China recently passed two news laws of concern to the NGO sector. One is the Charity Law and the other one is the Overseas NGO Management Law. How have these two laws impacted the work you do with NGOs in China?
Well, we have been paying close attention to these two laws, and what we have been doing is to see whether they have impacted our relationship with the NGOs we are helping. Since in Mainland China we mainly work with Chinese charities, the INGO Law had a limited impact on the organizations we work with. Regarding the new Charity Law I think it is a good development, because it means there is a regulation that will serve as a guidance for NGOs in general, and the toumingngo website is actually also based on the new Charity Law to provide guidance for NGOs on how to be more transparent and trustworthy.
How would you say the concept of CSR, or CR, is understood in China? Is there is a big gap with how it is understood elsewhere, and would you say more people have become aware of the concept since you started working in this field?
When I entered this field nine years ago, if people asked me what I did I would normally just tell them I did charity or PR work, because it would save me having to explain. Nowadays on the other hand I’ll just say I do CSR, and most people outside of the NGO/CSR circle will get it. Speaking of the general public I think people are now more aware of this concept, and if you mention CSR they roughly understand what you mean, although different people still have different understandings. People who are not working in the NGO or CSR sector will sometimes ask me if it is more about charity or more about PR, so this makes me feel that their understanding is still basic, but at least the public have become familiar with the concept.
I think the concept is getting more accepted by society, it’s just that people have different definitions. A lot of people don’t think about how to incorporate company responsibility into their everyday business and operations, so there is a long way to go. There is also still a gap between China and other countries. For instance we have a network of CR practitioners within PwC, and when you look at our peers in more developed countries like America or Australia, I think they are doing much better at really incorporating CR into their business. In our office in the US, the CR department (they call it Responsible Business Leadership) helps clients to build up their CR strategies and work on sustainable issues, on top of the conventional donation and volunteering engagements.
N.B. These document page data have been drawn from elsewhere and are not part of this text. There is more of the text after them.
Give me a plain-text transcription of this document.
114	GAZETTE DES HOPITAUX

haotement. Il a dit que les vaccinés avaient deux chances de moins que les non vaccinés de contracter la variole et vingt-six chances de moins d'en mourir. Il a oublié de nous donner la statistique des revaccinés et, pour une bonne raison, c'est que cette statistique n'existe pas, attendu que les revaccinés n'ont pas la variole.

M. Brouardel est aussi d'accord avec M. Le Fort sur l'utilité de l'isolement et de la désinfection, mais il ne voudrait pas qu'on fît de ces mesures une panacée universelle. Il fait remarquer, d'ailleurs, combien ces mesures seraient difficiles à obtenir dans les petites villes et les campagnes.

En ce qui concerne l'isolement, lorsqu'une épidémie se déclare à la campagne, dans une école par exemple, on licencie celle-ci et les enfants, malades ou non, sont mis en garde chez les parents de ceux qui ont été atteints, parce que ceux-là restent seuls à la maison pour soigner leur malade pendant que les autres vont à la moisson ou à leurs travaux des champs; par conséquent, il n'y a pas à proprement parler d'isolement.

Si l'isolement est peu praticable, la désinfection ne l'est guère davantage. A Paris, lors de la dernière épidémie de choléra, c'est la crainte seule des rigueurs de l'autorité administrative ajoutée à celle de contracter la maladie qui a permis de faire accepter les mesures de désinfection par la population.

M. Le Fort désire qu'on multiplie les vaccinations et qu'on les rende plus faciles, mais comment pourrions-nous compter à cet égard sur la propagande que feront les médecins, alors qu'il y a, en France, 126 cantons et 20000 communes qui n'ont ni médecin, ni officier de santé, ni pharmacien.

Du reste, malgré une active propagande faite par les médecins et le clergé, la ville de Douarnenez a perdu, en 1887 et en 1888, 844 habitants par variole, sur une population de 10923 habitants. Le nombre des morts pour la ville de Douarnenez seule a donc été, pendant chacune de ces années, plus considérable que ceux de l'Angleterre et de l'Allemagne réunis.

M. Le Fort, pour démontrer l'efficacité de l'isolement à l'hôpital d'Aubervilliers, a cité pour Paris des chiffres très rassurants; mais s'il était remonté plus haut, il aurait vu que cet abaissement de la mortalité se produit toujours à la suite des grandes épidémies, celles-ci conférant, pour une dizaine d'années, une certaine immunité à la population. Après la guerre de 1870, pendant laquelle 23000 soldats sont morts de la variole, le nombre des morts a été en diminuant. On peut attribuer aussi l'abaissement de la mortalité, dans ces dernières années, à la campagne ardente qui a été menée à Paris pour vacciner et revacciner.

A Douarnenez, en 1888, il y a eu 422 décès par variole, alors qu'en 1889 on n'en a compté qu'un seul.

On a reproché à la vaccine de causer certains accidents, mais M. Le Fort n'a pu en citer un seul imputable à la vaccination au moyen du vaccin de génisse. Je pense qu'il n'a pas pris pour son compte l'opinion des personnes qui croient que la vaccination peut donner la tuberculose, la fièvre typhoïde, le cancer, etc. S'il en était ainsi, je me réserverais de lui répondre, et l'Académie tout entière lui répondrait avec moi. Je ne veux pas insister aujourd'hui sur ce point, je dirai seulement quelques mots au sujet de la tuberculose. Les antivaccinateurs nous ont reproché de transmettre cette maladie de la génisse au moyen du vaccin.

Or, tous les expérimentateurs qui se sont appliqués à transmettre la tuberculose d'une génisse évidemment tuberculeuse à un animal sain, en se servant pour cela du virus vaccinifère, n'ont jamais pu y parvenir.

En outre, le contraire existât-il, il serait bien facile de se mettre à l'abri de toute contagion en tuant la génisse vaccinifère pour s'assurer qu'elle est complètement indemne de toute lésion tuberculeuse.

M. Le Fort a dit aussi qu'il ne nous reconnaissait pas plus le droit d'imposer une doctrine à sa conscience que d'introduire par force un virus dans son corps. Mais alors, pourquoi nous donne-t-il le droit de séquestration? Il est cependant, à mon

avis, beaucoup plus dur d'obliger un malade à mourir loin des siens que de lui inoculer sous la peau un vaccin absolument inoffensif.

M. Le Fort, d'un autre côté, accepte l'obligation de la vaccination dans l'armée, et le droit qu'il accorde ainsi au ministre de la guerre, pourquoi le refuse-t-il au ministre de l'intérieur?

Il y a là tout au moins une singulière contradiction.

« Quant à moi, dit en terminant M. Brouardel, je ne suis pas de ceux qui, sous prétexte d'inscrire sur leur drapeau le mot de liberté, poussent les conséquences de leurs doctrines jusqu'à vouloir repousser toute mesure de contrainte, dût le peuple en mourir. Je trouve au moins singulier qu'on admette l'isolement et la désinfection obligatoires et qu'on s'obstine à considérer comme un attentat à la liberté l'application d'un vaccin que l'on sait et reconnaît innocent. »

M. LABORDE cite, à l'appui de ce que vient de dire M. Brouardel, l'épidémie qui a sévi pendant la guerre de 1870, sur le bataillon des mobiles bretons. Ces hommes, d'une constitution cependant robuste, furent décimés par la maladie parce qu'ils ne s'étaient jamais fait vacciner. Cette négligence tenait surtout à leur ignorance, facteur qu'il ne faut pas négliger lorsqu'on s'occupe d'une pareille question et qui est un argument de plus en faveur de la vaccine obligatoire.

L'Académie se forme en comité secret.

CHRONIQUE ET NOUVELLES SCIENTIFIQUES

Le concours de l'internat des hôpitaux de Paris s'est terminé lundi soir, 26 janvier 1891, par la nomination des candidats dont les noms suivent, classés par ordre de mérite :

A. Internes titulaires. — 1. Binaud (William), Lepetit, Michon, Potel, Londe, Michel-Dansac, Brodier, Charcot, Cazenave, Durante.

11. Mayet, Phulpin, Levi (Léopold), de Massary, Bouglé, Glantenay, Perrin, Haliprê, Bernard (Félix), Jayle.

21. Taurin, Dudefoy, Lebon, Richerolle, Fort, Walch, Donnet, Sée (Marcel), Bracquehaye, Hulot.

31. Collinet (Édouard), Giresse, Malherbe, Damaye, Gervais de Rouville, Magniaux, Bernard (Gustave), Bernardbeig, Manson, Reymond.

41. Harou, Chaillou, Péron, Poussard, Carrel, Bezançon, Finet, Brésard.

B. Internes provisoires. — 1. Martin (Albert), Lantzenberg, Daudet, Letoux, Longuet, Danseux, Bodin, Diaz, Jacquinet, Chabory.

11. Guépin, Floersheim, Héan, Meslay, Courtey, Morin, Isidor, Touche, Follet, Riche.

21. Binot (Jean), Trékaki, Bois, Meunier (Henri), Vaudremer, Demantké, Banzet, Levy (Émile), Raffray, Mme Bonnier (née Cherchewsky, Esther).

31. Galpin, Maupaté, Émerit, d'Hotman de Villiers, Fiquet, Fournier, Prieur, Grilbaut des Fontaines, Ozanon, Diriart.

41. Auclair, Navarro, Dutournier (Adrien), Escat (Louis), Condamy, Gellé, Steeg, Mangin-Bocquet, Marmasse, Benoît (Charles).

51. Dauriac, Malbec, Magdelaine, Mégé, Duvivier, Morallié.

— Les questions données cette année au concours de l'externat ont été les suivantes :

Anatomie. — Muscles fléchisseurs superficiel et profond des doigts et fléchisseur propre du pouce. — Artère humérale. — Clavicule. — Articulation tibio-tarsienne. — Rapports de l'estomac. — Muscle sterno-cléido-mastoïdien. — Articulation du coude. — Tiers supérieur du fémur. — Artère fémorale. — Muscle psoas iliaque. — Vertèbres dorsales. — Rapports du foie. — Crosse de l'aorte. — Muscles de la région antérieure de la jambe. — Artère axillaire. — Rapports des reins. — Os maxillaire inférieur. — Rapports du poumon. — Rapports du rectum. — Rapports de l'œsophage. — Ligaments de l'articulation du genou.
If you talk about how other companies in China view CSR, I think there are gradually more enterprises that have people doing CSR, but still the focus is more on the image and the branding, and some of them want to see immediate returns in terms of how to build up their brand. So here you can see the gap between us and the developed countries, where the companies are already looking more at the actual impact they have. I think we need to be patient in this respect.